Technical information
- Licensing authority: FCC
- Facility ID: 62129
- Class: C3
- ERP: 25,000 watts
- HAAT: 100 m (328 ft)

Links
- Public license information: Public file; LMS;
- Webcast: Listen Live
- Website: spirit929.com

= KKJM =

KKJM "Spirit 92.9" is a radio station in St. Cloud, Minnesota airing a contemporary Christian music format. The station is owned by Gabriel Communications. Its main competitors are KCFB, Air 1 on 89.5 FM, and KTIS-FM in Minneapolis, Minnesota.

==History==
KKJM-FM launched in 1996 under the ownership of local media magnate Andy Hilger. The station was originally established as a sister station to WJON, WWJO, and KMXK. However, as Hilger’s personal mission shifted toward faith-based broadcasting, the station became the centerpiece of his work in Christian media.

In 1999, while Hilger sold his other commercial interests (WJON, WWJO, and KMXK) to Regent Communications for approximately $5 million, he explicitly excluded KKJM from the sale.. Following the sale of his other stations, Hilger rebranded KKJM as "Spirit 92.9," adopting a contemporary Christian music format.
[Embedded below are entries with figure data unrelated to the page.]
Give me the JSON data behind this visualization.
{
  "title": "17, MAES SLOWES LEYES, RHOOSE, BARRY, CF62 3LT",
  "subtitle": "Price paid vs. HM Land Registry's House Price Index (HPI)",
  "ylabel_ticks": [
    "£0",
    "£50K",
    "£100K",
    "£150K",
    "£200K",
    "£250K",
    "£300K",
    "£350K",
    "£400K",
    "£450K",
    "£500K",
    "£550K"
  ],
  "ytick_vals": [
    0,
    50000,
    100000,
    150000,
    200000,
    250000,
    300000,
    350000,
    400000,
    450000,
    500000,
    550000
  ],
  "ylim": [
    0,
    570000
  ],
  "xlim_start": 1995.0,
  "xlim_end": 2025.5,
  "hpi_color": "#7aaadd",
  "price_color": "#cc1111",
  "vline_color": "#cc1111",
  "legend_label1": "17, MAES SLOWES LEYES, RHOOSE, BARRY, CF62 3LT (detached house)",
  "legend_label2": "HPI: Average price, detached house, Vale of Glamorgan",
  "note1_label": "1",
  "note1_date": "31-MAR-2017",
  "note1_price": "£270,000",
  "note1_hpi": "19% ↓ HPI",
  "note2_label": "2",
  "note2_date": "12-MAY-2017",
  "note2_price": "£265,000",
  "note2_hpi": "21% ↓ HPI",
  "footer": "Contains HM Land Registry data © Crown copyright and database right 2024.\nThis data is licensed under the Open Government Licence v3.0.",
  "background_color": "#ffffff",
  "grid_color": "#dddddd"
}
In 2000, when Hilger donated KKJM-FM to the Catholic Diocese of St. Cloud. Hilger remained deeply involved, volunteering to serve as the station's general manager for several years to ensure its financial and operational stability.

Today, the station is owned by Gabriel Media (formerly Gabriel Communications), a non-profit entity closely associated with the Diocese. It operates from studios in Sauk Rapids, Minnesota, where it also shares space with sister station K-YES (AM 1180).

It has been a multi-time finalist for the National Association of Broadcasters (NAB) Marconi Radio Award for Religious Station of the Year.